The Government has been slammed for its delay in signing off visa status changes for seasonal workers stranded in central Otago.
Hundreds of orchard workers from Vanuatu and other Pacific islands were left stuck in the Teviot Valley in the wake of the COVID-19 lockdown.
The recognised seasonal employer (RSE) workers were due to return home earlier this year but were unable to leave New Zealand as the coronavirus pandemic saw borders closed and flights cancelled.
But with work drying up and temperatures in the area dropping, the last few weeks have been a struggle for the group.
National's spokesperson for immigration Stuart Smith said there are jobs available for the workers in Marlborough, but due to visa regulations they haven't been allowed to move and take up the work until the necessary paperwork is signed off.
"There's no urgency being shown here and there is a cost to it," Smith told Newshub on Friday.
"It's a cost actually to those people who are stuck here; it's a cost to their employers in central Otago who are obliged to pay them even though there's no work, or very little; and it's a cost in Marlborough."
Smith said the situation should have been sorted quickly.
With the borders closed seasonal workers who normally arrive in the winter can no longer enter the country. Due to the shortage, there is pruning work available in Marlborough and both employers and the stranded workers have been keen for them to get on and get working.
However rules around work visas mean that couldn't happen without Immigration New Zealand (INZ) signing off on the change of employer and location, something Smith says took weeks.
"Because of the way their visa was issued they need a variation of conditions to allow them to come to Marlborough to prune grapes," Smith said.
"They need to get these people here as quickly as possible to try and get the pruning finished in time.
"Just simply get on and change their conditions - now."
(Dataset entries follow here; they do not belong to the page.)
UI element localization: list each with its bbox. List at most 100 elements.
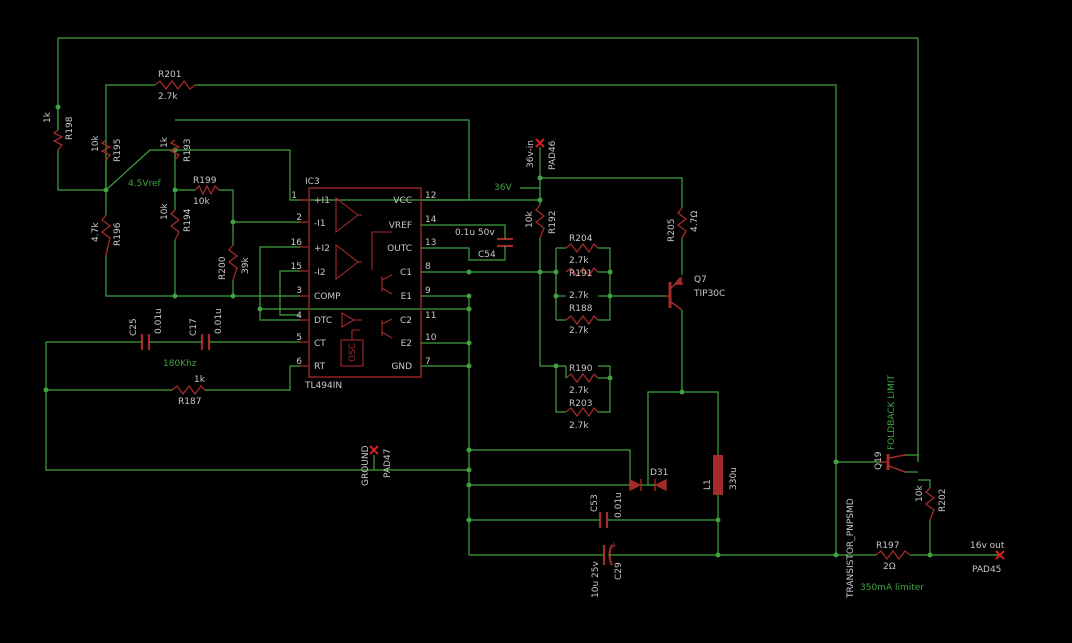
ic-pin-label-4: DTC	[314, 316, 332, 326]
resistor-r200-symbol	[227, 244, 239, 281]
ic3-name-label: IC3	[305, 177, 320, 187]
r199-name: R199	[193, 176, 217, 186]
junctions	[43, 104, 933, 558]
c29-value: 10u 25v	[591, 561, 601, 598]
capacitor-c54-symbol	[497, 237, 513, 248]
r205-value: 4.7Ω	[690, 211, 700, 232]
pads	[369, 138, 1005, 560]
error-amp-1-symbol	[335, 196, 359, 234]
resistor-r195-symbol	[100, 139, 112, 161]
pad47-marker	[369, 445, 379, 455]
r196-name: R196	[113, 222, 123, 246]
ic-pin-label-12: VCC	[393, 196, 412, 206]
ic-pin-label-16: +I2	[314, 244, 330, 254]
resistor-r192-symbol	[534, 204, 546, 239]
ic-pin-num-16: 16	[291, 238, 303, 248]
r203-value: 2.7k	[569, 421, 589, 431]
q19-name: Q19	[874, 451, 884, 470]
r193-name: R193	[183, 139, 193, 162]
ic-pin-label-5: CT	[314, 339, 326, 349]
ic-pin-num-7: 7	[425, 357, 431, 367]
r188-value: 2.7k	[569, 326, 589, 336]
r195-name: R195	[113, 139, 123, 162]
ic-pin-num-5: 5	[296, 333, 302, 343]
ic-pin-label-2: -I1	[314, 219, 326, 229]
vertical-resistors	[52, 129, 936, 521]
ic-pin-label-8: C1	[400, 268, 412, 278]
r194-name: R194	[183, 208, 193, 232]
ic-pin-label-7: GND	[391, 362, 412, 372]
c17-value: 0.01u	[214, 308, 224, 334]
r201-value: 2.7k	[158, 92, 178, 102]
r204-name: R204	[569, 234, 593, 244]
resistor-r194-symbol	[169, 209, 181, 241]
pad47-label: GROUND	[361, 445, 371, 486]
wires	[45, 37, 1000, 556]
pad45-label: 16v out	[970, 541, 1005, 551]
ic3-body	[308, 187, 422, 378]
capacitors: +	[136, 235, 618, 566]
r193-value: 1k	[160, 136, 170, 148]
ic-pin-num-13: 13	[425, 238, 436, 248]
r202-name: R202	[938, 489, 948, 512]
net-label-350ma-limiter: 350mA limiter	[860, 583, 924, 593]
r187-value: 1k	[194, 375, 206, 385]
ic-pin-label-11: C2	[400, 316, 412, 326]
net-label-180khz: 180Khz	[163, 359, 197, 369]
r192-value: 10k	[525, 211, 535, 228]
q7-part: TIP30C	[693, 289, 725, 299]
ic-pin-num-9: 9	[425, 286, 431, 296]
net-label-4-5vref: 4.5Vref	[128, 179, 162, 189]
net-label-foldback-limit: FOLDBACK LIMIT	[887, 374, 897, 450]
r188-name: R188	[569, 304, 593, 314]
pad45-marker	[995, 550, 1005, 560]
ic-pin-num-11: 11	[425, 311, 436, 321]
r205-name: R205	[667, 219, 677, 242]
output-transistor-2-symbol	[381, 318, 393, 339]
resistor-r204-symbol	[565, 242, 599, 254]
r200-name: R200	[218, 256, 228, 280]
c54-name: C54	[478, 250, 496, 260]
l1-value: 330u	[729, 467, 739, 490]
ic-pin-num-14: 14	[425, 215, 437, 225]
c54-value: 0.1u 50v	[455, 228, 495, 238]
c29-name: C29	[614, 562, 624, 580]
ic-pin-num-1: 1	[291, 191, 297, 201]
transistor-q7	[665, 276, 684, 311]
ic-pin-label-13: OUTC	[387, 244, 412, 254]
error-amp-2-symbol	[335, 243, 359, 281]
capacitor-c25-symbol	[140, 334, 151, 350]
r192-name: R192	[548, 211, 558, 234]
resistor-r188-symbol	[565, 314, 599, 326]
r202-value: 10k	[915, 485, 925, 502]
resistor-r199-symbol	[194, 184, 220, 196]
ic3-tl494: +I1 -I1 +I2 -I2 COMP DTC CT RT 1 2 16 15…	[291, 177, 437, 391]
q19-part: TRANSISTOR_PNPSMD	[846, 498, 856, 599]
ic-pin-label-15: -I2	[314, 268, 326, 278]
resistor-r193-symbol	[169, 139, 181, 161]
pad46-marker	[535, 138, 545, 148]
resistor-r198-symbol	[52, 129, 64, 151]
r195-value: 10k	[91, 135, 101, 152]
r187-name: R187	[178, 397, 201, 407]
svg-text:+: +	[610, 541, 618, 551]
c17-name: C17	[189, 318, 199, 336]
c53-name: C53	[590, 494, 600, 512]
ic-pin-num-3: 3	[296, 286, 302, 296]
c25-name: C25	[129, 318, 139, 336]
r197-name: R197	[876, 541, 899, 551]
ic-pin-label-10: E2	[401, 339, 412, 349]
pad46-label: 36v-in	[526, 140, 536, 168]
r200-value: 39k	[241, 257, 251, 274]
resistor-r205-symbol	[676, 207, 688, 239]
r194-value: 10k	[160, 203, 170, 220]
r197-value: 2Ω	[883, 562, 896, 572]
c25-value: 0.01u	[154, 308, 164, 334]
d31-name: D31	[650, 468, 668, 478]
r203-name: R203	[569, 399, 592, 409]
osc-label: OSC	[348, 343, 358, 362]
q7-name: Q7	[694, 275, 707, 285]
ic-pin-num-2: 2	[296, 213, 302, 223]
r201-name: R201	[158, 70, 181, 80]
ic-pin-label-9: E1	[401, 292, 412, 302]
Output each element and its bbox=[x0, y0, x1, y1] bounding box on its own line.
Helen Axby, chief executive of Seasonal Solutions Cooperative, a grower and contractor-owned cooperative, said the paperwork had now been largely signed off and some of the 248 workers were heading to Marlborough on Friday with more leaving on Monday.
With temperatures in the region dropping in recent weeks, locals have rallied together to help provide warm clothes and other necessities, Axby said.
A spokesperson for INZ said the rules requiring RSE workers to apply to move employers or regions had come into effect as a result of COVID-19.
"INZ is able to assess and decide visa applications for RSE workers reasonably quickly from when INZ has all the relevant information it needs to make a decision," the spokesperson said.
"However, INZ acknowledges that the application process for some workers has been taking longer than anticipated.
"In some cases, this is due to RSE employers submitting incomplete applications which is causing processing delays."
Immigration Minister Iain Lees-Galloway said both consular services and Civil Defence Management had been providing welfare support for migrant workers, and the Government was "actively considering other options to support migrants who find themselves without work or income".